New York Dem Proposes Climate Change Bill Allowing Citizens To Sue Big Oil Companies
New Yorkers may have the chance to sue big oil companies and other fossil fuel producers under new climate change legislation proposed by a Brooklyn Democrat, which emulates a Texas law against abortion providers.
State Sen. Zellnor Myrie (D-Brooklyn) introduced the legislation last week that would target fossil fuel companies with annual revenues over $1 billion demonstrating “negligence” while “storing, transporting, refining, importing, exporting, producing, manufacturing” products such as petroleum and natural gas.
“The effects of climate change in New York — especially in communities like mine — are undeniable,” Myrie told local media. “We are quickly running out of time to reverse this climate emergency, and my legislation gives ordinary New Yorkers a chance to hold bad actors in the fossil fuel industry accountable for decades of negligence and denial.”
Noted in the legislation, as reported by the New York Post, U.S.-based companies like ExxonMobile, Chevron, and 90 other foreign and domestic enterprises allegedly produce 63% of carbon dioxide and methane emissions into the atmosphere.
“The costs of inaction are so high — more homes destroyed by worsening floods, more lives ruined by chronic asthma and extreme heat that threatens us all. It’s time for regular New Yorkers to say enough is enough,” Myrie told the Post.
Myrie proposed the bill after a 2021 Texas law, which local media reported allows any person to make civil claims for damages against abortion providers or anyone who assists with a woman obtaining an abortion after a pregnancy enters its sixth week.

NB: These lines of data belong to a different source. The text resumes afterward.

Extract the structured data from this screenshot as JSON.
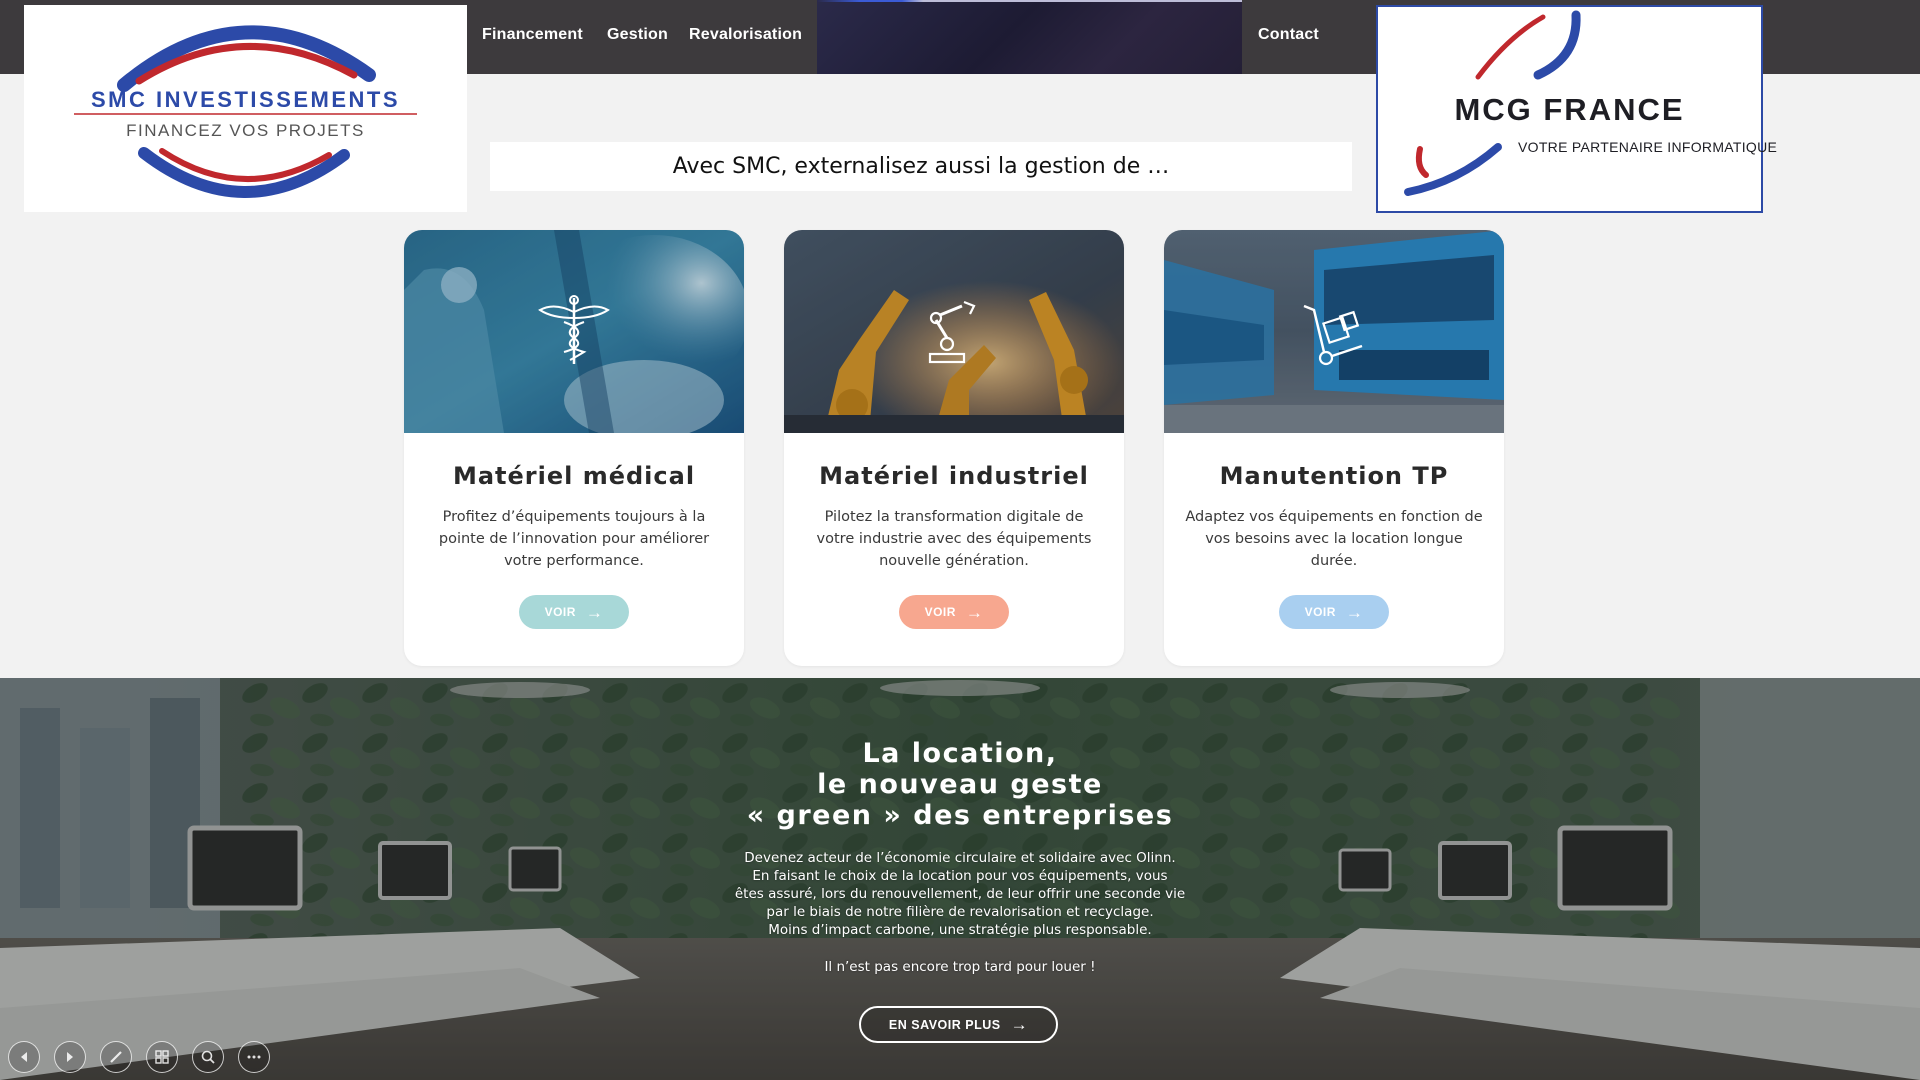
{
  "nav": {
    "items": [
      "Financement",
      "Gestion",
      "Revalorisation"
    ],
    "contact": "Contact"
  },
  "logos": {
    "left": {
      "name": "SMC INVESTISSEMENTS",
      "tagline": "FINANCEZ VOS PROJETS"
    },
    "right": {
      "name": "MCG FRANCE",
      "tagline": "VOTRE PARTENAIRE INFORMATIQUE"
    }
  },
  "banner": "Avec SMC, externalisez aussi la gestion de …",
  "cards": [
    {
      "title": "Matériel médical",
      "description": "Profitez d’équipements toujours à la pointe de l’innovation pour améliorer votre performance.",
      "button": "VOIR",
      "icon": "caduceus-icon",
      "button_color": "#a8d8d8"
    },
    {
      "title": "Matériel industriel",
      "description": "Pilotez la transformation digitale de votre industrie avec des équipements nouvelle génération.",
      "button": "VOIR",
      "icon": "robot-arm-icon",
      "button_color": "#f7a78f"
    },
    {
      "title": "Manutention TP",
      "description": "Adaptez vos équipements en fonction de vos besoins avec la location longue durée.",
      "button": "VOIR",
      "icon": "hand-truck-icon",
      "button_color": "#a9cff0"
    }
  ],
  "hero": {
    "title": [
      "La location,",
      "le nouveau geste",
      "« green » des entreprises"
    ],
    "body": [
      "Devenez acteur de l’économie circulaire et solidaire avec Olinn.",
      "En faisant le choix de la location pour vos équipements, vous",
      "êtes assuré, lors du renouvellement, de leur offrir une seconde vie",
      "par le biais de notre filière de revalorisation et recyclage.",
      "Moins d’impact carbone, une stratégie plus responsable."
    ],
    "closing": "Il n’est pas encore trop tard pour louer !",
    "button": "EN SAVOIR PLUS"
  },
  "slideshow_controls": [
    "previous-icon",
    "next-icon",
    "pen-icon",
    "slides-grid-icon",
    "zoom-icon",
    "more-icon"
  ],
  "colors": {
    "nav_bg": "#3d3a3d",
    "brand_blue": "#2c4aa8",
    "brand_red": "#c0282d"
  }
}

He said the concept could “save our planet and protect our lives.”
However, Ken Pokalsky, vice president of the Business Council of New York, told the Post the law would benefit lawyers as it’s “designed for class action suits.”
Pokalsky said it would unfairly punish companies despite a state climate law that requires the state to reduce 85% of greenhouse gas emissions by 2050 while New York adopts more renewable energy sources like wind and solar.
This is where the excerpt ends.